Patients and methods: 100 American Society of Anesthesiologists (ASA) physical classes I and II patients in an age ranging from 18 to 65 years of either sex, had DCR surgery. Patients were divided randomly into two equal groups (each = 50). In pregabalin group, they received two capsules of pregabalin (one at the night of the surgery, the other at 2 hours before the surgery), while patients in control group received two identical placebo capsules. Hemodynamics were monitored, postoperative VAS scores, the time of first analgesic request, total pethidine requirements, and the incidence of PONV were recorded as well.

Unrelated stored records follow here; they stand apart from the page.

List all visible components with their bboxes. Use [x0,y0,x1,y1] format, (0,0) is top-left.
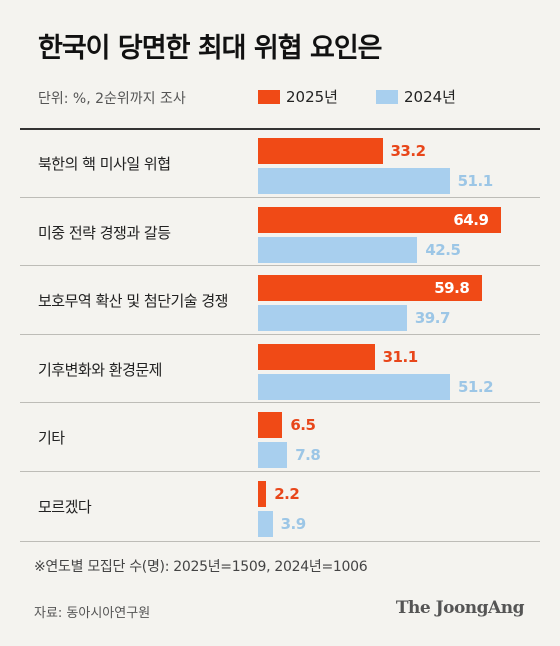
chart-top-rule [20,128,540,130]
category-label: 미중 전략 경쟁과 갈등 [38,223,171,242]
data-label-2025: 2.2 [274,484,300,503]
legend-swatch-2025 [258,90,280,104]
source-text: 자료: 동아시아연구원 [34,606,151,621]
data-label-2025: 6.5 [290,416,316,434]
bar-2024 [258,510,273,537]
bar-2025 [258,138,383,164]
data-label-2024: 7.8 [295,446,321,464]
bar-2024 [258,168,450,194]
row-separator [20,333,540,335]
bar-2025 [258,480,267,507]
category-label: 기후변화와 환경문제 [38,360,162,379]
data-label-2025: 33.2 [390,142,427,160]
category-label: 모르겠다 [38,497,92,516]
row-separator [20,196,540,198]
data-label-2025: 64.9 [453,210,489,229]
bar-2025 [258,412,283,438]
legend-swatch-2024 [376,90,398,104]
row-separator [20,470,540,472]
bar-2024 [258,305,407,331]
data-label-2025: 59.8 [434,279,470,297]
data-label-2024: 3.9 [280,514,307,533]
brand-logo: The JoongAng [395,598,525,618]
category-label: 북한의 핵 미사일 위협 [38,155,171,173]
data-label-2024: 51.1 [457,172,494,190]
bar-2024 [258,373,450,400]
data-label-2024: 51.2 [458,377,494,396]
bar-2024 [258,236,418,263]
footnote: ※연도별 모집단 수(명): 2025년=1509, 2024년=1006 [34,559,368,575]
bar-2024 [258,442,288,468]
row-separator [20,265,540,266]
category-label: 기타 [38,429,65,447]
row-separator [20,402,540,403]
data-label-2024: 42.5 [425,240,461,259]
category-label: 보호무역 확산 및 첨단기술 경쟁 [38,292,228,310]
legend-label-2024: 2024년 [404,88,456,106]
chart-bottom-rule [20,541,540,542]
chart-title: 한국이 당면한 최대 위협 요인은 [38,33,383,64]
legend-item-2024: 2024년 [376,86,456,107]
bar-2025 [258,275,483,301]
legend-label-2025: 2025년 [286,88,338,106]
data-label-2025: 31.1 [382,347,419,366]
bar-2025 [258,206,502,233]
data-label-2024: 39.7 [414,309,451,327]
unit-note: 단위: %, 2순위까지 조사 [38,91,186,107]
legend-item-2025: 2025년 [258,86,338,107]
bar-2025 [258,343,375,370]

Statistical analysis: A prospective analysis of the collected data was performed using the SPSS program for Windows (version 22).
Results: The pregabalin group exhibited a significant lower incidence of postoperative pain, pethidine consumption and nausea, without any statistically significant differences regarding hemodynamic parameters in comparison to control group.
Conclusion: Preoperative oral administration of pregabalin can be a promising modality for alleviation of postoperative pain and reduction in postoperative opioid consumption.